BEIJING — The announcement Saturday that Foxconn Technology — one of the world’s largest electronics manufacturers — will sharply raise salaries and reduce overtime
at its Chinese factories signals that pressure from workers,
international markets and concerns among Western consumers about working
conditions is driving a fundamental shift that could accelerate an
already rapidly changing Chinese economy.
But the true meaning of Foxconn’s reforms, analysts say, will depend in
part on how effectively the company can remake an economic system that
has relied for much of the last decade on luring migrants to work
cheaply for long hours in mammoth factories building smartphones,
computers and other electronics.
Plants depend on workers’ being at assembly lines six or seven days a
week, often for as long as 14 hours a day. Such facilities have made it
possible for devices to be turned out almost as quickly as they are
dreamed up.
For that system to genuinely change, Foxconn, its competitors and their
clients — which include Apple, Hewlett-Packard, Dell and the world’s
other large electronics firms — must convince consumers in America and
elsewhere that improving factories to benefit workers is worth the
higher prices of goods.
“This is the way capitalism is supposed to work,” said David Autor, an
economist at the Massachusetts Institute of Technology. “As nations
develop, wages rise and life theoretically gets better for everyone.

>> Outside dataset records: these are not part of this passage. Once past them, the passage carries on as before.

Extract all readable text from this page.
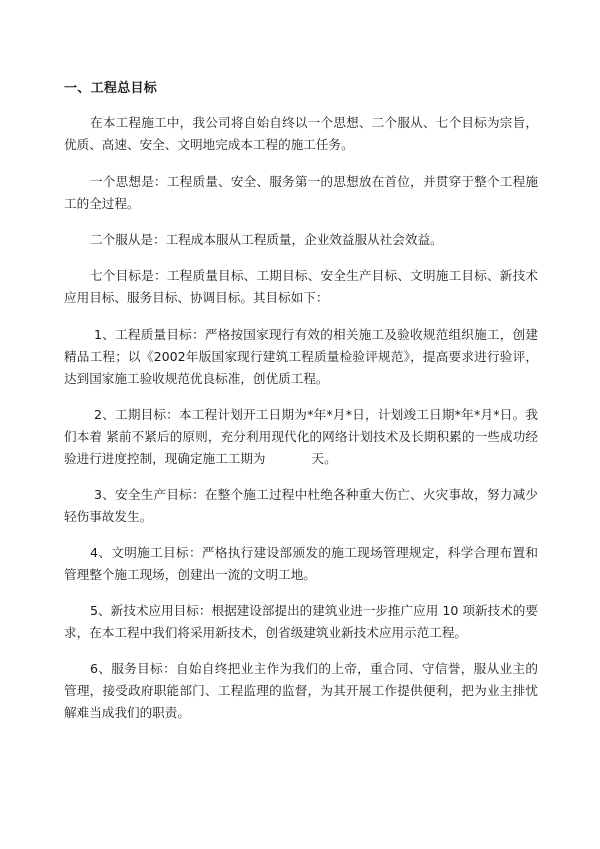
一、工程总目标

在本工程施工中，我公司将自始自终以一个思想、二个服从、七个目标为宗旨，优质、高速、安全、文明地完成本工程的施工任务。

一个思想是：工程质量、安全、服务第一的思想放在首位，并贯穿于整个工程施工的全过程。

二个服从是：工程成本服从工程质量，企业效益服从社会效益。

七个目标是：工程质量目标、工期目标、安全生产目标、文明施工目标、新技术应用目标、服务目标、协调目标。其目标如下：

1、工程质量目标：严格按国家现行有效的相关施工及验收规范组织施工，创建精品工程；以《2002年版国家现行建筑工程质量检验评规范》，提高要求进行验评，达到国家施工验收规范优良标准，创优质工程。

2、工期目标：本工程计划开工日期为*年*月*日，计划竣工日期*年*月*日。我们本着 紧前不紧后的原则，充分利用现代化的网络计划技术及长期积累的一些成功经验进行进度控制，现确定施工工期为	天。

3、安全生产目标：在整个施工过程中杜绝各种重大伤亡、火灾事故，努力减少轻伤事故发生。

4、文明施工目标：严格执行建设部颁发的施工现场管理规定，科学合理布置和管理整个施工现场，创建出一流的文明工地。

5、新技术应用目标：根据建设部提出的建筑业进一步推广应用 10 项新技术的要求，在本工程中我们将采用新技术，创省级建筑业新技术应用示范工程。

6、服务目标：自始自终把业主作为我们的上帝，重合同、守信誉，服从业主的管理，接受政府职能部门、工程监理的监督，为其开展工作提供便利，把为业主排忧解难当成我们的职责。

“But in China, for that change to be permanent, consumers have to be
willing to bear the consequences. When people read about bad Chinese
factories in the paper, they might have a moment of outrage. But then
they go to Amazon and are as ruthless as ever about paying the lowest
prices.”
Foxconn, with 1.2 million Chinese employees, is one of China’s largest
employers. It assembles an estimated 40 percent of the smartphones,
computers and other electronic gadgets sold around the world. Foxconn’s
decisions set standards other manufacturers must compete with.
The announcement by Foxconn, which said that it would raise salaries as
much as 25 percent, to about $400 a month, came after an outcry over
working conditions at its factories. In recent weeks, labor rights
groups have staged coordinated protests in various countries after
reports that some of Apple’s Chinese suppliers operate harsh, abusive and dangerous facilities. To stem criticism, Apple hired a nonprofit labor group to inspect the plants it uses.
Workers welcomed the announced raises and overtime limits, though some
were skeptical they would cause much real change. “When I was in
Foxconn, there were rumors about pay raises every now and then, but I’ve
never seen that day happen until I left,” said Gan Lunqun, 23, a former
Foxconn worker. “This time it sounds more credible.”
By bowing to such demands, Foxconn has conceded that employees and
consumers have gained a sway once possessed only by Chinese bureaucrats
and executives at the global electronics firms that hire Foxconn to
build their products.
Foxconn’s announcement also reflects how quickly China’s economy is
shifting. Many of the country’s employers are facing labor shortages,
which also puts upward pressure on wages, as do inflation and government
demands to raise minimum wages.
Over 100 million migrant workers returned to their village homes this
month to celebrate China’s Spring Festival, otherwise known as the New
Year. Traditionally, factories have had no problem luring those workers
back. But many Chinese cities are still confronting serious labor
shortages, even though the holiday ended weeks ago. A recent Chinese
government report said this year’s labor shortage was more pronounced
than those in previous years.
And just as China’s exporters are struggling to cope with labor
shortages in coastal regions, they are also confronting higher raw
material costs and a strengthening Chinese currency, which makes Chinese
goods more expensive in other nations.
“China can’t guarantee the low wages and costs they once did,” said Ron
Turi of Element 3 Battery Venture, a consulting firm in the battery
industry. “And companies like Foxconn have developed international
profiles, and so they have to worry about how they’re seen by people
living in places with very different standards.”
No other company in the world has quite the manufacturing scale of
Foxconn. Nearly every global electronics company has some tie to the
manufacturing giant, and while much of its work can be done cheaply,
with low-skilled workers, the sheer volume of goods and scale of its
operations make it China’s single biggest exporter.
Some of its campuses are considered small cities, with as many as
200,000 workers. Many are housed in dormitories near the assembly lines
and are expected to be ready to rush into work should new orders flow
in.
The Foxconn model, though, is under pressure. While most companies
operate with similar dormitories, wage structures and work schedules,
staffing Foxconn’s large sites has grown increasingly difficult. A new
generation of young people in China are more reluctant to migrate to
coastal cities, live in factory dorms and toil long hours. Many are
staying closer to home, because of new opportunities in inland
provinces. That has created labor shortages on the coast.
Social scientists say young people here are also less willing to accept
factory jobs for long periods. Meanwhile, demographic changes have meant
China has fewer young people to join the work force.
If the workers will not move to the coast, the logic is that the coastal
factories ought to move to where the workers are living. Big
manufacturers like Foxconn have responded to such challenges by moving
factories inland.
And worried that the old model is dying, Foxconn has announced plans to
invest in millions of robots and automate aspects of production.